エノカマの旅の途中

enokama.exblog.jp

旅と歴史と競馬のお話をします

ブログトップ

幕末の長崎

先週末、ここ数年の夏に行くのが恒例になりつつある
大阪龍馬会の「龍馬大学校」に参加してきました。

今回は長崎龍馬会・越前龍馬会の方も、大阪の史跡めぐりも兼ねて泊まりがけで来られていて
僕も土曜の史跡巡り~交流会(淀屋橋泊)日曜の講演会~二次会とフルに参加しまして
濃厚な二日間を過ごさせていただきました。
長崎と福井、それぞれ地元ならではのネタを教えていただいて(やっぱり本で読むだけではわからないこと
がありますしね)勉強になりました!
これも龍馬が繋いだ縁っていうんでしょうね。。。

土曜日の史跡めぐりは長谷さんの案内で、僕も初めてで、まだ行ききれてなかった場所にも行けたので
こちらは改めて記事にしたいと思います。




日曜日は加藤貴行氏(花月史編纂プロジェクトリーダー 現代龍馬学会・長崎龍馬会)の講演で
「龍馬と長崎」と言う演題でした。

高知大学出身で現在の勤め先が、あの長崎丸山「花月」と言うことで、これは調べないと行けないだろうって
(!)
始められて、龍馬研究から長崎の歴史について調べられておられます。
しかし長崎での歴史研究では資料ってのが、原爆の影響もあってやはりなかなかないそうなので
(広島の芸州藩浅野家の研究も資料がなくって、進んでないとも聞いたことがある)苦労もあるそうです。

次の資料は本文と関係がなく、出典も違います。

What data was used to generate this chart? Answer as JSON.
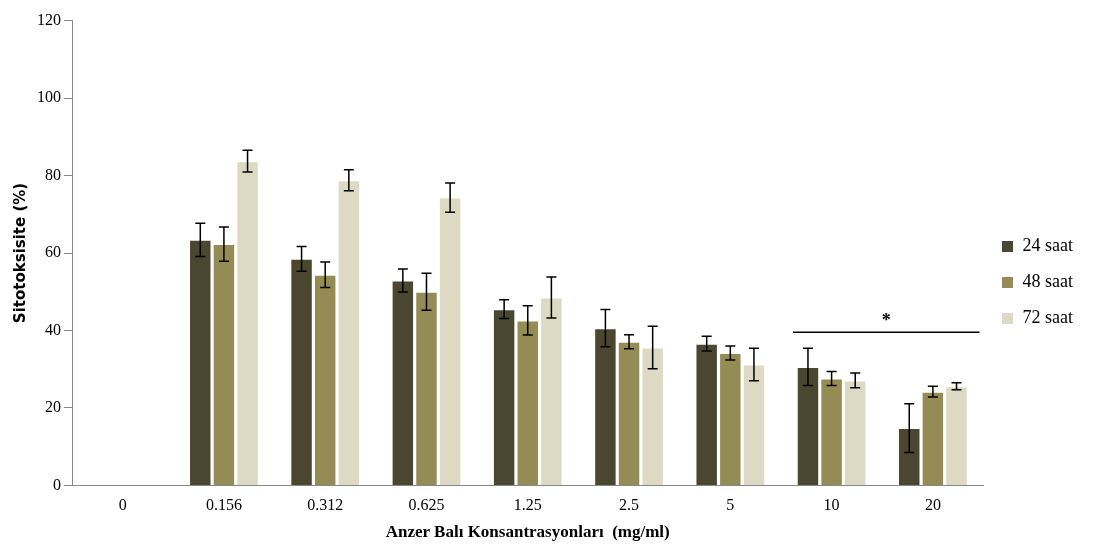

(かなり幅広いお話でしたので、自分的にツボだった所のメモ書きからの感想を書きます)
「花月」についてはあまりにも有名ですが、坂本龍馬・高杉晋作・五代才助がよく使い
大隈重信や伊藤俊輔、井上聞多もそれぞれ馴染みの店が丸山にあったそうです。
そのなかでも、やはり「花月」は丸山の代表的な看板でした。
中でも「花月」の上得意様だったのが、あの岩崎弥太郎で、よく1回目の長崎勤めでの挫折(って言うか
ロクに仕事せず、遊んでばかりいて首になった話)も有名ですが、その4か月の滞在で18回も通っていた!
のちの長崎赴任時(土佐商会)も通いつめ、そのころあった大火で土佐商会の建屋が燃えた際も
蔵の無事を確認して、翌日に何食わぬ顔で遊郭(新筑後屋)やで朝食を取った記録があるとか。
またその上を行ったのが後藤象二郎で、長崎では接待費だけでも換算すると1億円以上使った記録があり
船舶購入費なども含めると38億と言う途方もない借金を作り、湯水のように使っています。
そして事実上薩摩の保護下にあった(亀山)社中を引き受けた際の隊士らの給与も3両2分だったのが
5両に上がっていて大盤振舞って言うかなんていうか・・・
国元で困難な財政に悩んでいるだろう中だし、そりゃ評判も落ちますよね。
まあ対外的には必要な部分もあったでしょうが。

その(亀山)社中の設立ですが、やはり薩摩の小松の主導であって
メンバー的には高松太郎あたりが中心で、龍馬はあちこち飛び回ってるし「営業部長」的な
存在じゃなかったかと言うことです。
ワイルウエフ号も「小松」個人名義での購入で、思ってた以上に小松の関わりが大きかったんですね。

あと、五代が19歳の時に長崎で子供を作っていた話(!)や
近藤長次郎や佐々木高行のこと、龍馬の隠し子だったかもしれない草野春馬・・・盛りだくさんなお話でした。
また機会ありましたら長崎の幕末史にも、もっと触れてみたいなと思いました!